This Article is From Nov 20, 2012

Maldives sacks minister for criticising police

Male: The Maldives has sacked its Human Rights Minister who had criticised police for arresting opposition lawmakers, including her husband, on charges of alcohol consumption, an official statement said on Tuesday.

Dhiyana Saeed, the minister for Gender and Human Rights, was dismissed "for making false allegations" against the police and government over the raid last week on a small island being developed as a tourist resort.

Saeed had said that police used excessive force in detaining several opposition figures, including her husband, for drinking alcohol, an offence in the Islamic republic.

"Minister Saeed has been dismissed from her position today by the President (Mohamed Waheed)," the government statement said.

Drinking is punishable with hefty fines and lengthy jail terms under local and sharia law in the Maldives, a nation of 330,000 Sunni Muslims.

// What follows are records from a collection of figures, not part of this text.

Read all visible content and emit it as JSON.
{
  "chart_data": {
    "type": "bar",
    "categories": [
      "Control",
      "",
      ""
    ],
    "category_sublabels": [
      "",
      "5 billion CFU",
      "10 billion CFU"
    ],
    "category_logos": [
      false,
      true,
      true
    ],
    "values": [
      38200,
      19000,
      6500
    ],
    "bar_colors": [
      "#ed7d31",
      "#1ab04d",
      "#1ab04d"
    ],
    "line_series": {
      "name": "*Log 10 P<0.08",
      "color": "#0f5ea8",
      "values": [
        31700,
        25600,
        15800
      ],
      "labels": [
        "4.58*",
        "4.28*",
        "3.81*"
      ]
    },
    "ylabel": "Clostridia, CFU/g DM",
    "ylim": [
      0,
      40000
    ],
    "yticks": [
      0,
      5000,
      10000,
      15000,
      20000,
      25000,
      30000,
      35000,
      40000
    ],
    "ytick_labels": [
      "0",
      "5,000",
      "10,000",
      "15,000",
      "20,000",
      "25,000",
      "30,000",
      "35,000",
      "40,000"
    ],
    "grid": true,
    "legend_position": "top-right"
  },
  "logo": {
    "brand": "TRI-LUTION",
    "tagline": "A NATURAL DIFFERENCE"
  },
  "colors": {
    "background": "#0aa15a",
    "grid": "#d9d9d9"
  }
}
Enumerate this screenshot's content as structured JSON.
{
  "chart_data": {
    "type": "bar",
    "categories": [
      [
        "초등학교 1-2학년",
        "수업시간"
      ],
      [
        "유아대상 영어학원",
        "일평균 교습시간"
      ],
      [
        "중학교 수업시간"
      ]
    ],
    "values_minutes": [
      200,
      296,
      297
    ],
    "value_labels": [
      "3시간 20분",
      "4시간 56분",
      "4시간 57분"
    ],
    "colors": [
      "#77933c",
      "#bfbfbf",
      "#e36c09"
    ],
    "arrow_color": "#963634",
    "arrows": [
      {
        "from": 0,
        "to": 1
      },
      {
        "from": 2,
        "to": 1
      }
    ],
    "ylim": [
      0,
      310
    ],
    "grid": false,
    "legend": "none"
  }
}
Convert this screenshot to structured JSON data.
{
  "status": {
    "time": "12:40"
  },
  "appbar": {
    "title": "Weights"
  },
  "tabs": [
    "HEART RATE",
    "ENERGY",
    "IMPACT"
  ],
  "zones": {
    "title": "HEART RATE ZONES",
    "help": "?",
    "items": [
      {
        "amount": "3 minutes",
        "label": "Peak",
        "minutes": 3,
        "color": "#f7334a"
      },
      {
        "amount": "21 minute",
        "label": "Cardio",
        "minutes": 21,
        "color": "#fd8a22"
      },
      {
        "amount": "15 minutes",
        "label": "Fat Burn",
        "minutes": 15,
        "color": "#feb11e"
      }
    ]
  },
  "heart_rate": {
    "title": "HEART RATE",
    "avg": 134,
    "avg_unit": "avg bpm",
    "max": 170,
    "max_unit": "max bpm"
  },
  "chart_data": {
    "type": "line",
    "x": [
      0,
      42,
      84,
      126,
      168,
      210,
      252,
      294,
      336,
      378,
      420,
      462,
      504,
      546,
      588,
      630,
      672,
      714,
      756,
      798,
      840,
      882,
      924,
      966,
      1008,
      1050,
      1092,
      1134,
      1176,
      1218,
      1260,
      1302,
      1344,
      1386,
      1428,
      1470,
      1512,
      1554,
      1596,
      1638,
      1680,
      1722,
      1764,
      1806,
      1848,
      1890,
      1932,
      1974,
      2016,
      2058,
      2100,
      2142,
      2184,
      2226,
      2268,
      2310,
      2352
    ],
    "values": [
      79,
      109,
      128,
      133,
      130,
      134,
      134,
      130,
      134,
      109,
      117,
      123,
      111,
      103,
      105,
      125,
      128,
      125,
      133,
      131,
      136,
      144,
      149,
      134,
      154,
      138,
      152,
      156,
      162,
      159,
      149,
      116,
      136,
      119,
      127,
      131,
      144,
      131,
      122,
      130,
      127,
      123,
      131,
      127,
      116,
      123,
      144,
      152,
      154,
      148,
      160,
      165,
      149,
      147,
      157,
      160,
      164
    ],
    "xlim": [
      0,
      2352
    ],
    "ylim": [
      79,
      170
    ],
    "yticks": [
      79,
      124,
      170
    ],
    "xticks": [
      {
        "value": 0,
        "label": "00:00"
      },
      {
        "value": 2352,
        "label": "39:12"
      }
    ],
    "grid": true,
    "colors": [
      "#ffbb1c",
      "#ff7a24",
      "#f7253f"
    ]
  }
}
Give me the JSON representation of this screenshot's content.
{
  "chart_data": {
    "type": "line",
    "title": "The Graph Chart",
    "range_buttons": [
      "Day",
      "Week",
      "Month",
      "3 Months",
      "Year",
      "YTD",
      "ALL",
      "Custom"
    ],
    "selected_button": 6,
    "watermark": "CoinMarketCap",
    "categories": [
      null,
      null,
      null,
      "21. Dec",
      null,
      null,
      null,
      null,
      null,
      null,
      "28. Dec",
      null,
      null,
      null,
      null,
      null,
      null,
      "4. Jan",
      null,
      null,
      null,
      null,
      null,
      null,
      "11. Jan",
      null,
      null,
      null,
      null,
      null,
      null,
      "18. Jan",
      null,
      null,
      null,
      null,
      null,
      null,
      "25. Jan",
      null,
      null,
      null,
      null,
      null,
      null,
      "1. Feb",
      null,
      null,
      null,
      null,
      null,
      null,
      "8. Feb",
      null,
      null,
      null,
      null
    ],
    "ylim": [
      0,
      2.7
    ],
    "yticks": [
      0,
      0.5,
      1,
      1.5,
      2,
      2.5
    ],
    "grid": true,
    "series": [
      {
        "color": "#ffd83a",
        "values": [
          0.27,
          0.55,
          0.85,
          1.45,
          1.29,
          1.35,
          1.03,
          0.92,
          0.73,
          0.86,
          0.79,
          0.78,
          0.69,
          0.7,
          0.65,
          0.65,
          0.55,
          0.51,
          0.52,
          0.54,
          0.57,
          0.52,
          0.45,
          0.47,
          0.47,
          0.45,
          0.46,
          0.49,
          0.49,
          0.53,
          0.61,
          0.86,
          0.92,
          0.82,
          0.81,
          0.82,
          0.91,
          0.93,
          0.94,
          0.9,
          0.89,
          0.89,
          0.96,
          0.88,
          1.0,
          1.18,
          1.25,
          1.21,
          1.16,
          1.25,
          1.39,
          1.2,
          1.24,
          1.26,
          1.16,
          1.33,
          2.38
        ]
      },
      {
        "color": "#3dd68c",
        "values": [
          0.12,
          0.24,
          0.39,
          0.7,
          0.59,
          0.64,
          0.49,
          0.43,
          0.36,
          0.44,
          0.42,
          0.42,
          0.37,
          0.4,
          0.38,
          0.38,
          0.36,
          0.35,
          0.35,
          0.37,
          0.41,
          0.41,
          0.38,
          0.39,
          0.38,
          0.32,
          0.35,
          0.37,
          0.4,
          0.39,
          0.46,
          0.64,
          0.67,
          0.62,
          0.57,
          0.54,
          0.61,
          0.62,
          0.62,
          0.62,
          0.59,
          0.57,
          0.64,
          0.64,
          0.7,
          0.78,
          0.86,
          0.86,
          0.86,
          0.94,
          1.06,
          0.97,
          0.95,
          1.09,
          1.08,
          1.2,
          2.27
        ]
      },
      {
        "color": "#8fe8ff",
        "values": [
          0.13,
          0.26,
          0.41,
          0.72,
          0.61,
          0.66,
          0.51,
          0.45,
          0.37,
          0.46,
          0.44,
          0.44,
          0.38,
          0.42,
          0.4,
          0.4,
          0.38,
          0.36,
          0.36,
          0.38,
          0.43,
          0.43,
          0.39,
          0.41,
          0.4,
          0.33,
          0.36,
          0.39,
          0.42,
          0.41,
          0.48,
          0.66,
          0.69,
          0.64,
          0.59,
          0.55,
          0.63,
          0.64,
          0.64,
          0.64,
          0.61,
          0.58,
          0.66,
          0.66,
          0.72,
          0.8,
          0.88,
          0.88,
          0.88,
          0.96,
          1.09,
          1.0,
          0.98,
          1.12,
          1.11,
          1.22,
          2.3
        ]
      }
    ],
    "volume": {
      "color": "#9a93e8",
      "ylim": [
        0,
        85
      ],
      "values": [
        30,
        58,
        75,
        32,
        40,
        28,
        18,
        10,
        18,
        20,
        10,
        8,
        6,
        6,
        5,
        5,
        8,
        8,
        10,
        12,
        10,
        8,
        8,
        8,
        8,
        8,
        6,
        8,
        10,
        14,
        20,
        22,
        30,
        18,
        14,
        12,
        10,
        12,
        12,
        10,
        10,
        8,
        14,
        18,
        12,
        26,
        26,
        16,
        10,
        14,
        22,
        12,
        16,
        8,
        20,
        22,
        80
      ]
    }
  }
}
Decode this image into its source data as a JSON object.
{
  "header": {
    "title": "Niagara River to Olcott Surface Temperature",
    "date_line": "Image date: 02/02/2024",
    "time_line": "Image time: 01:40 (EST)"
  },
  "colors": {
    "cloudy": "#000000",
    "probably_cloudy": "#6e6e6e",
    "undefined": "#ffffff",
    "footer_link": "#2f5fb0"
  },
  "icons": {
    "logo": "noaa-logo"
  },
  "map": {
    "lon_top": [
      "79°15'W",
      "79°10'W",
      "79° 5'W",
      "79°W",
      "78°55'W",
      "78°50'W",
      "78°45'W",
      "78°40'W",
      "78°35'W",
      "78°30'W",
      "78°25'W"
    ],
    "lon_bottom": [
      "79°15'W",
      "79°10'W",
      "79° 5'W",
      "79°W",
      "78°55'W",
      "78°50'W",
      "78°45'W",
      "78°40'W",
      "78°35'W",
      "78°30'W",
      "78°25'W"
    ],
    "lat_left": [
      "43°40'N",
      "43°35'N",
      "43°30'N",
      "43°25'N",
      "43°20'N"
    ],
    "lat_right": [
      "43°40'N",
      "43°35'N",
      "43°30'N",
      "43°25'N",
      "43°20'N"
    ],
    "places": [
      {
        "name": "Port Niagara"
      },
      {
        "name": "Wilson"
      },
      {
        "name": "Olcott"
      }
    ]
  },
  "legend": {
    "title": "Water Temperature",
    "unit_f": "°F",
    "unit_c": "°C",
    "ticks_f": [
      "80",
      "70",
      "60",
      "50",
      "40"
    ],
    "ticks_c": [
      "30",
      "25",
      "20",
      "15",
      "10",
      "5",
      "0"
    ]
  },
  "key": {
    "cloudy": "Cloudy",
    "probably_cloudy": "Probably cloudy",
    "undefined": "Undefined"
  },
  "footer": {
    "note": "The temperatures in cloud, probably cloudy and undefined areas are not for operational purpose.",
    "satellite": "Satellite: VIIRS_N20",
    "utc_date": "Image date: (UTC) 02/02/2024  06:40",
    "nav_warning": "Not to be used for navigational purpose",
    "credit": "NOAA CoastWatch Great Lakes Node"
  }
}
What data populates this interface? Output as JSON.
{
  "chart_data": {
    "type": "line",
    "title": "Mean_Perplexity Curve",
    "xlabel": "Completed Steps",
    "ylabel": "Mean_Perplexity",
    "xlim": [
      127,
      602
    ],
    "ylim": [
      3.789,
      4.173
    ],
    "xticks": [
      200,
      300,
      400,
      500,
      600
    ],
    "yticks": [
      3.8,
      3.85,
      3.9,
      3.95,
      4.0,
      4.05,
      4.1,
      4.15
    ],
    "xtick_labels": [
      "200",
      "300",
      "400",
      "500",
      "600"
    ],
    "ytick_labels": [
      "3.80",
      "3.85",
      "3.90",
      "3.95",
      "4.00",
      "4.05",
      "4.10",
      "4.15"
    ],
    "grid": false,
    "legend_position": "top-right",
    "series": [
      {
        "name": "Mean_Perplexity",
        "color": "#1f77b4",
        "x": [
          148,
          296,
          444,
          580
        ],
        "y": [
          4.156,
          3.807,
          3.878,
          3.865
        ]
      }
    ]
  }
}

Saeed told the Maldivian media that her husband had been badly beaten up by police.

"Police even hit Jabir on his private organs so hard that he is still bleeding," Saeed was quoted as saying in the local Minivannews website.

The opposition has described the arrests as being politically motivated.

The Maldives is best known for its upmarket tourism industry but has recently been troubled by an increase in religious extremism, with calls to ban spas and massage parlours from tourist resorts.

The country has also been in political turmoil for over a year. The nation's first democratically elected president, Mohamed Nasheed, resigned in February after weeks of street protests against his administration.